# Contribution of hole diffusion current and electron diffusion current in a pn junction

I have recently got to learn that the hole diffusion current and electron diffusion current both point towards the N side in a PN junction? And the diffusion current is hence towards the N side. And thus, an electric field is produced towards the P side to counteract the force of this diffusion current which gives rise to drift current towards the p side as well...

Why does the electron diffusion current point towards the N side when electrons are diffusing to the P side from the N side?

Also a follow up, in a non-uniformly doped semiconductor, shouldn't the diffusion current point towards the direction of the region that has a relatively greater concentration of charge carriers, since the diffusion, without the influence of any electric field, is driven by the repulsive forces between similarly charged ions, so shouldn't the region with more concentration of charged ions diffuse to the other side more, and hence contribute to the total diffusion current more than the other side?

Why does the electron diffusion current point towards the N side when electrons are diffusing to the P side from the N side?

In non-technical English, a current is the flow of anything, and it's direction is the direction in which the substance in question moves.

In the language of electronics, there is something called conventional current. In the case of holes, the direction of conventional current is in the direction of the movement of the holes. In the case of electrons, conventional current is in the opposite direction to the movement of the electrons.

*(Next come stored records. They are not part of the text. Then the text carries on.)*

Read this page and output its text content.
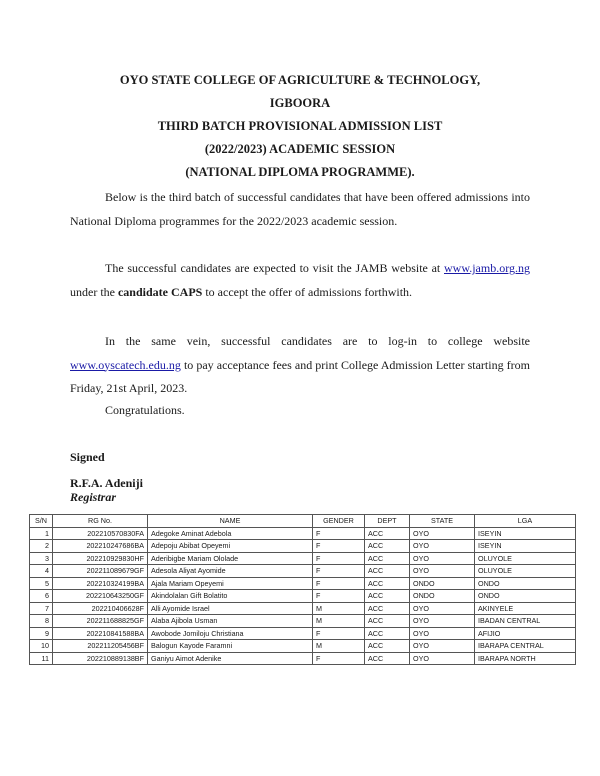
OYO STATE COLLEGE OF AGRICULTURE & TECHNOLOGY,
IGBOORA
THIRD BATCH PROVISIONAL ADMISSION LIST
(2022/2023) ACADEMIC SESSION
(NATIONAL DIPLOMA PROGRAMME).
Below is the third batch of successful candidates that have been offered admissions into National Diploma programmes for the 2022/2023 academic session.
The successful candidates are expected to visit the JAMB website at www.jamb.org.ng under the candidate CAPS to accept the offer of admissions forthwith.
In the same vein, successful candidates are to log-in to college website www.oyscatech.edu.ng to pay acceptance fees and print College Admission Letter starting from Friday, 21st April, 2023.
Congratulations.
Signed
R.F.A. Adeniji
Registrar
S/N	RG No.	NAME	GENDER	DEPT	STATE	LGA
1	202210570830FA	Adegoke Aminat Adebola	F	ACC	OYO	ISEYIN
2	202210247686BA	Adepoju Abibat Opeyemi	F	ACC	OYO	ISEYIN
3	202210929830HF	Aderibigbe Mariam Ololade	F	ACC	OYO	OLUYOLE
4	202211089679GF	Adesola Aliyat Ayomide	F	ACC	OYO	OLUYOLE
5	202210324199BA	Ajala Mariam Opeyemi	F	ACC	ONDO	ONDO
6	202210643250GF	Akindolalan Gift Bolatito	F	ACC	ONDO	ONDO
7	202210406628F	Alli Ayomide Israel	M	ACC	OYO	AKINYELE
8	202211688825GF	Alaba Ajibola Usman	M	ACC	OYO	IBADAN CENTRAL
9	202210841588BA	Awobode Jomiloju Christiana	F	ACC	OYO	AFIJIO
10	202211205456BF	Balogun Kayode Faramni	M	ACC	OYO	IBARAPA CENTRAL
11	202210889138BF	Ganiyu Aimot Adenike	F	ACC	OYO	IBARAPA NORTH
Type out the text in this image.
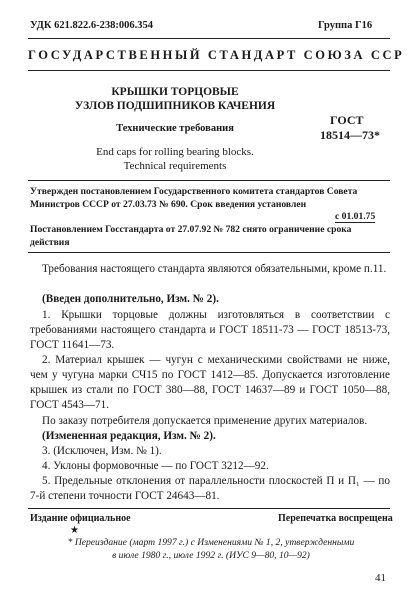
УДК 621.822.6-238:006.354	Группа Г16
ГОСУДАРСТВЕННЫЙ СТАНДАРТ СОЮЗА ССР
КРЫШКИ ТОРЦОВЫЕ
УЗЛОВ ПОДШИПНИКОВ КАЧЕНИЯ
Технические требования
ГОСТ
18514—73*
End caps for rolling bearing blocks.
Technical requirements
Утвержден постановлением Государственного комитета стандартов Совета
Министров СССР от 27.03.73 № 690. Срок введения установлен
с 01.01.75
Постановлением Госстандарта от 27.07.92 № 782 снято ограничение срока
действия
Требования настоящего стандарта являются обязательными, кроме п.11.
(Введен дополнительно, Изм. № 2).
1. Крышки торцовые должны изготовляться в соответствии с требованиями настоящего стандарта и ГОСТ 18511-73 — ГОСТ 18513-73, ГОСТ 11641—73.
2. Материал крышек — чугун с механическими свойствами не ниже, чем у чугуна марки СЧ15 по ГОСТ 1412—85. Допускается изготовление крышек из стали по ГОСТ 380—88, ГОСТ 14637—89 и ГОСТ 1050—88, ГОСТ 4543—71.
По заказу потребителя допускается применение других материалов.
(Измененная редакция, Изм. № 2).
3. (Исключен, Изм. № 1).
4. Уклоны формовочные — по ГОСТ 3212—92.
5. Предельные отклонения от параллельности плоскостей П и П₁ — по 7-й степени точности ГОСТ 24643—81.
Издание официальное	Перепечатка воспрещена
★
* Переиздание (март 1997 г.) с Изменениями № 1, 2, утвержденными
в июле 1980 г., июле 1992 г. (ИУС 9—80, 10—92)
41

Thus, holes and electrons, each moving in opposite directions, create the same direction of conventional current.

The moral is: don't think of conventional current in electronics as the same as the non-technical meaning of the English word current.

Also a follow up, in a non-uniformly doped semiconductor, shouldn't the diffusion current point towards the direction of the region that has a relatively greater concentration of charge carriers.

[As an aside, on this site, you generally should not expand your question once it has been answered.]

Holes will diffuse from an area of higher concentration to an area of lower concentration. Since holes are positively charged, the conventional diffusion current composed of holes will be from the region of higher hole concentration towards the region of lower hole concentration.

Electrons also diffuse from regions of higher concentration to regions of lower concentration. But because electrons are negatively charged, the conventional diffusion current composed of electrons is in the opposite direction from the motion of those electrons. So the conventional diffusion current composed of electrons flows from the region of lower electron density to the region of higher electron density.

Remember this is backward from usage of the term "flow" in nontechnical English. But in electronics, we use conventional current, which is in the opposite direction from the movement of electrons.

since the diffusion, without the influence of any electric field, is driven by the repulsive forces between similarly charged ions, so shouldn't the region with more concentration of charged ions diffuse to the other side more, and hence contribute to the total diffusion current more than the other side?

Diffusion current is driven by a gradient in carrier concentration, NOT by the repulsive forces of similar charges. Neutrally charged particles also diffuse, like molecules in a liquid or gas. However, since they are neutral, there is no electric current associated with such diffusion.